La plupart des articles vous livrent une liste de dix ou quinze causes en vrac. Le problème n'est pas la liste, c'est l'absence d'ordre. Nous utilisons une grille en quatre couches, baptisée SCAN, qui impose une séquence : chaque couche doit être mesurée avant de passer à la suivante.
| Couche | Ce qu'elle contrôle | Indicateur à mesurer |
| S — Serveur | Le délai avant que la page commence à arriver | TTFB |
| C — Contenu | Le poids réel de ce que le navigateur télécharge | Poids de page, LCP |
| A — Ajouts tiers | Ce que des serveurs extérieurs ajoutent à vos pages | Nombre de domaines appelés |
| N — Navigation mobile | L'expérience de vos visiteurs les moins bien équipés | Données terrain, 75e percentile |
S — Le serveur : le temps avant le premier octet
Le TTFB (Time To First Byte, ou temps avant le premier octet) mesure le délai entre le moment où le navigateur demande votre page et celui où le serveur commence à répondre. Tant que ce compteur tourne, l'écran du visiteur reste blanc. Google recommande de rester sous 0,8 seconde.
Sur un hébergement mutualisé d'entrée de gamme, des centaines de sites se partagent les mêmes ressources. Votre site attend son tour, et ce temps d'attente ne se rattrape jamais ensuite : aucune optimisation d'image ne compense un serveur qui met une seconde à réfléchir. C'est la première mesure à prendre, avant toute autre.

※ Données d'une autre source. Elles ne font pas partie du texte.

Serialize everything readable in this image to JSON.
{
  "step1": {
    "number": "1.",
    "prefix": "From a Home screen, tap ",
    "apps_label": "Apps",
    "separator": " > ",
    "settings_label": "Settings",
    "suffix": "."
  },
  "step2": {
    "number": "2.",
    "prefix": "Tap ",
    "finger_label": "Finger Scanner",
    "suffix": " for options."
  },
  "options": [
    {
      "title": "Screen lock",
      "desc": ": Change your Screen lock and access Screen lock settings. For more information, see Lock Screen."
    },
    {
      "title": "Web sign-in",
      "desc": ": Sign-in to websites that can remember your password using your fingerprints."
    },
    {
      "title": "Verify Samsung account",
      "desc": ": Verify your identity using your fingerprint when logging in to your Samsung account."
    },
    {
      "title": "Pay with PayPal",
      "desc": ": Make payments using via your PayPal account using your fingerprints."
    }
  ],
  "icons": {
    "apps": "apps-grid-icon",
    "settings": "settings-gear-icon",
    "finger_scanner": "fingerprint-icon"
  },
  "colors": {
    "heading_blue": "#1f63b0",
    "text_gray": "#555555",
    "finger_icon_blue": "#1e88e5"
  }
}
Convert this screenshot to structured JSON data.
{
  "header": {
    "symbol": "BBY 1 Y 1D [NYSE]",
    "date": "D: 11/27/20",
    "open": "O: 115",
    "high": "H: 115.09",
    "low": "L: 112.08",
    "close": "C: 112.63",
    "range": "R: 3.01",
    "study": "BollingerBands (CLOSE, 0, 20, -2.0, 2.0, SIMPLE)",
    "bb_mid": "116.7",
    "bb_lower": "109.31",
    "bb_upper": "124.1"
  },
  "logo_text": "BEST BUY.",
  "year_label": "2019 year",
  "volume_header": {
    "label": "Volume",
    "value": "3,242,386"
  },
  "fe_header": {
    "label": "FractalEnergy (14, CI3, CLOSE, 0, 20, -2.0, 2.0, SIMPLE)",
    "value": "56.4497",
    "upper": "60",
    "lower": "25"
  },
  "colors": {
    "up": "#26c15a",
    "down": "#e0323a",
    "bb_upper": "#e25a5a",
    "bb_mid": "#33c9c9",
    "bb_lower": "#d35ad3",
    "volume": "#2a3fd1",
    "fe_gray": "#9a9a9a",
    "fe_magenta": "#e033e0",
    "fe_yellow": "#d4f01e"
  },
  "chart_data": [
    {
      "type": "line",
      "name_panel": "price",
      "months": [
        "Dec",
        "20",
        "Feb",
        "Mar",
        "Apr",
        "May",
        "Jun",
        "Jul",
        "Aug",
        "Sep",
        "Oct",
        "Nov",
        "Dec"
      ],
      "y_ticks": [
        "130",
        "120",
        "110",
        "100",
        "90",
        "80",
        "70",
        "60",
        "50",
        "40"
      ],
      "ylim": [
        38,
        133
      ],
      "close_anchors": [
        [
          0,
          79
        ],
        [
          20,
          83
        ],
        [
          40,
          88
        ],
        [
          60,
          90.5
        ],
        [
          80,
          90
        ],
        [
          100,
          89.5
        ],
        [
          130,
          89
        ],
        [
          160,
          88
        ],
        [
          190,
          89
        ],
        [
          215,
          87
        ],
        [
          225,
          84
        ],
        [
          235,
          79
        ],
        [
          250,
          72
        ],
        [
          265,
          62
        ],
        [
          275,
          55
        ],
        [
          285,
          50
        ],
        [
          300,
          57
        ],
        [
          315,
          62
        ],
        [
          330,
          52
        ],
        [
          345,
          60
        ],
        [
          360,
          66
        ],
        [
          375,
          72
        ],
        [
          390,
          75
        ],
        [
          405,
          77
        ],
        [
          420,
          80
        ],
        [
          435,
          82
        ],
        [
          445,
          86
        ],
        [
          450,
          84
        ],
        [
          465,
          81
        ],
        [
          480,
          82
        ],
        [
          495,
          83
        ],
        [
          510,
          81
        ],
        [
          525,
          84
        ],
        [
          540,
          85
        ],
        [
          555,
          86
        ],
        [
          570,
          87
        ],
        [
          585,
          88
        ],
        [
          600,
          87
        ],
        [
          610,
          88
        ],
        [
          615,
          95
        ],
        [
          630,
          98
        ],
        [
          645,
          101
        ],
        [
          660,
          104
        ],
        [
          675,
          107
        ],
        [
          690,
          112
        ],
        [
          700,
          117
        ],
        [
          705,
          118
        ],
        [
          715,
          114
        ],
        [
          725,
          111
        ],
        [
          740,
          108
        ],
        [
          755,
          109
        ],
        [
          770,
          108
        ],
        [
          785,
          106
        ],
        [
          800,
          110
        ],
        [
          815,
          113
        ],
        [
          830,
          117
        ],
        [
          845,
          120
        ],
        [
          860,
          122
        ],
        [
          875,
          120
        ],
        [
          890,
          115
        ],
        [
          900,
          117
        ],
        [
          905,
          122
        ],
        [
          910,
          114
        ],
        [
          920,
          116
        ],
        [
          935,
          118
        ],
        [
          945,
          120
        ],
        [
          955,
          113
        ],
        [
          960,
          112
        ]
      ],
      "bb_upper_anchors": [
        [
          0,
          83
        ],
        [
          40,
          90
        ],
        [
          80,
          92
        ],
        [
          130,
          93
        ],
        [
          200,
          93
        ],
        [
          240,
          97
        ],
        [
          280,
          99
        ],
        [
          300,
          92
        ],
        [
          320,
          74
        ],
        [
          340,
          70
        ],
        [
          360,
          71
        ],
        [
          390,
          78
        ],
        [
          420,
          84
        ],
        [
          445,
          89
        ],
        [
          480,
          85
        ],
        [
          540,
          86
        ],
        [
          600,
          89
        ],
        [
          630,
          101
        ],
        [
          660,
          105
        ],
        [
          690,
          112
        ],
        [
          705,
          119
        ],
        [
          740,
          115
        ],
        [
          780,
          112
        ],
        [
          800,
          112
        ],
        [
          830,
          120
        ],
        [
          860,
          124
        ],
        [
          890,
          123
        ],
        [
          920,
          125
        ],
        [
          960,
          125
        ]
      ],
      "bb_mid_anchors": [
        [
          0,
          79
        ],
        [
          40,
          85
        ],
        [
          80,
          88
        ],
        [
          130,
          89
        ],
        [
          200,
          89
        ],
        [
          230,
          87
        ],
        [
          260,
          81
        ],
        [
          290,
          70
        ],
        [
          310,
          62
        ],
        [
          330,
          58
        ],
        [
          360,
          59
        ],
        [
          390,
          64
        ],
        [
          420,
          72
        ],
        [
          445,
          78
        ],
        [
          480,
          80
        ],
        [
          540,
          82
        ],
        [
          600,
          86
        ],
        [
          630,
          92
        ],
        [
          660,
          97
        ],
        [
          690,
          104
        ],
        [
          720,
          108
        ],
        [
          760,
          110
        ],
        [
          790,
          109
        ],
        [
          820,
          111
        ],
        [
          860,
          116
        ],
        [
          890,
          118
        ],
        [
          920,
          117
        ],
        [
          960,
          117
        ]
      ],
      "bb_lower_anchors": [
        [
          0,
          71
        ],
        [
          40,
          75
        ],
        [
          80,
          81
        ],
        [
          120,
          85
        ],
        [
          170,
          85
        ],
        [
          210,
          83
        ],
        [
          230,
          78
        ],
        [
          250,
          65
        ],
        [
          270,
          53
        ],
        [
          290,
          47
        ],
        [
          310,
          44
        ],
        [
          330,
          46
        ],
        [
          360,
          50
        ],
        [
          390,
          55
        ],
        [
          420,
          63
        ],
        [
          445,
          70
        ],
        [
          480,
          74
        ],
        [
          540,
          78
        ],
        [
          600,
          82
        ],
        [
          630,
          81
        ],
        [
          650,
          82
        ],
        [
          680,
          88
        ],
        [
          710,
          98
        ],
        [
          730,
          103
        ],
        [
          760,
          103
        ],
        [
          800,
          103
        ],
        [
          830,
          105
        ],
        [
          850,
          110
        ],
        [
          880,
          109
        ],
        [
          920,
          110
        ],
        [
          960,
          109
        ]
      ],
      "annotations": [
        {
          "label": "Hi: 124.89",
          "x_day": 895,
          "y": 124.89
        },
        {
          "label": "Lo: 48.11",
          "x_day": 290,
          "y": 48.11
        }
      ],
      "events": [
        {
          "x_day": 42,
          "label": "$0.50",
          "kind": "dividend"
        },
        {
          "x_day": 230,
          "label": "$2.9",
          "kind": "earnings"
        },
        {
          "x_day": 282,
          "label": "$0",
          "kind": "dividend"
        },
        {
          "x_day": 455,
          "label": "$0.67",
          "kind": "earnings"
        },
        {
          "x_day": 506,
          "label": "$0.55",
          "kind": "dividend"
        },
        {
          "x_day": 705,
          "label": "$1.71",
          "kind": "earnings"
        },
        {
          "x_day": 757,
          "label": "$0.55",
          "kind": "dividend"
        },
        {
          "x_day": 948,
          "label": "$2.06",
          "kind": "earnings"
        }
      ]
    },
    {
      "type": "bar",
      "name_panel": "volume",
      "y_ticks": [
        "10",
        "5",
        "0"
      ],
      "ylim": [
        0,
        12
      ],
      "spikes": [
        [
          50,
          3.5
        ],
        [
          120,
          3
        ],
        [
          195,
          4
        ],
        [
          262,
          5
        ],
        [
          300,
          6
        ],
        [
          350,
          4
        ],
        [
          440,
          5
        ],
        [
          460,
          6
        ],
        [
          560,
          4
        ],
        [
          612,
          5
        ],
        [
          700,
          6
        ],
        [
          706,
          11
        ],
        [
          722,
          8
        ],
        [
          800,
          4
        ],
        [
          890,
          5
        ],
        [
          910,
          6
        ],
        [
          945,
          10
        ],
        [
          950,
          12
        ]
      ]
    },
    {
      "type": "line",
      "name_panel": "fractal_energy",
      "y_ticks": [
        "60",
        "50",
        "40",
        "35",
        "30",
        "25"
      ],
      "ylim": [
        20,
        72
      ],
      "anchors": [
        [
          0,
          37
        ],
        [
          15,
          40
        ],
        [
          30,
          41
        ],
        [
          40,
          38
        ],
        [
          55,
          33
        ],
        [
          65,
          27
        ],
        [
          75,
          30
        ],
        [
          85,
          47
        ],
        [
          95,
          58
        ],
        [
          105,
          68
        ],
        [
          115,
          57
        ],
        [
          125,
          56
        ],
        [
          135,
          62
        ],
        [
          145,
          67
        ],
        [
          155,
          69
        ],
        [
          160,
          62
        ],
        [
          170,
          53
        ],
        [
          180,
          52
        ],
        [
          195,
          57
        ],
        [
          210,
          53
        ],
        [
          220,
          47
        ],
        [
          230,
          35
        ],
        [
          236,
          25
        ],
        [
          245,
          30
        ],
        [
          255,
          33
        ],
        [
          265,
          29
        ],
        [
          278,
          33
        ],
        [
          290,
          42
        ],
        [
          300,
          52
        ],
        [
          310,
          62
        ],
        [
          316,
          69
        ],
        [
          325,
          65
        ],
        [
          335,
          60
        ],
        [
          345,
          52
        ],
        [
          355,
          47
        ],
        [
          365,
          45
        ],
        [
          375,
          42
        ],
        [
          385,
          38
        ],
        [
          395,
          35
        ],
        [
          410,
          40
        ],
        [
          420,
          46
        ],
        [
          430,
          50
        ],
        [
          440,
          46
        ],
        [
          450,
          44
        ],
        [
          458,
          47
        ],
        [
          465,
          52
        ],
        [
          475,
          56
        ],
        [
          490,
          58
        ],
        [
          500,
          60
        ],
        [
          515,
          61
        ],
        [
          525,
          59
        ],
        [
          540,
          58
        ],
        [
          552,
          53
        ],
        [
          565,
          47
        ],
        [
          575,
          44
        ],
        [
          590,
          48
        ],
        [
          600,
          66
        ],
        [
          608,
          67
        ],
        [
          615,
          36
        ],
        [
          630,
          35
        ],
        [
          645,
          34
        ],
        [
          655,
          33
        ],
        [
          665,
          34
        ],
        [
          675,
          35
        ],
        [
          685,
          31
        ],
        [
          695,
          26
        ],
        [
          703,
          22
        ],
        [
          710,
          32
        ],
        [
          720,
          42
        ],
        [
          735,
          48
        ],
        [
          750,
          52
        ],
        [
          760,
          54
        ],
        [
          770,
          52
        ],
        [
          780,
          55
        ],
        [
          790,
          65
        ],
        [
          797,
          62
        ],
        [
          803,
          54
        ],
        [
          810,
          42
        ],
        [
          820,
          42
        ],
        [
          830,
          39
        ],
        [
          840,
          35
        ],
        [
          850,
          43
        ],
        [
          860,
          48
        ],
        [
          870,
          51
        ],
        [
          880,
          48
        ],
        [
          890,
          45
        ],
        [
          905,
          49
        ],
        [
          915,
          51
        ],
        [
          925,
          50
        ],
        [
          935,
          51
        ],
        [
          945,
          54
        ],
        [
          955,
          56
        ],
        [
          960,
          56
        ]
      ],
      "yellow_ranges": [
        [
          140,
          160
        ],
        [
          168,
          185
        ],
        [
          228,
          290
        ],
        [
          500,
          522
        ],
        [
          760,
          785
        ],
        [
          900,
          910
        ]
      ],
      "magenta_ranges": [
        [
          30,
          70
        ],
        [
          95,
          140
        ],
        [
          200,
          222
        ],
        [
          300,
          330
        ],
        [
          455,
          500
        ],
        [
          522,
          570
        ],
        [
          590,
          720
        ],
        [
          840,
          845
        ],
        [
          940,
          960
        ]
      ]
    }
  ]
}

C — Le contenu : le poids que personne ne regarde
Les images représentent presque toujours la majorité du poids d'une page. L'erreur la plus fréquente que nous rencontrons en audit tient en une phrase : le fichier envoyé par le photographe est mis en ligne tel quel, et le site le redimensionne à l'affichage. Le visiteur télécharge alors plusieurs mégaoctets pour voir une vignette.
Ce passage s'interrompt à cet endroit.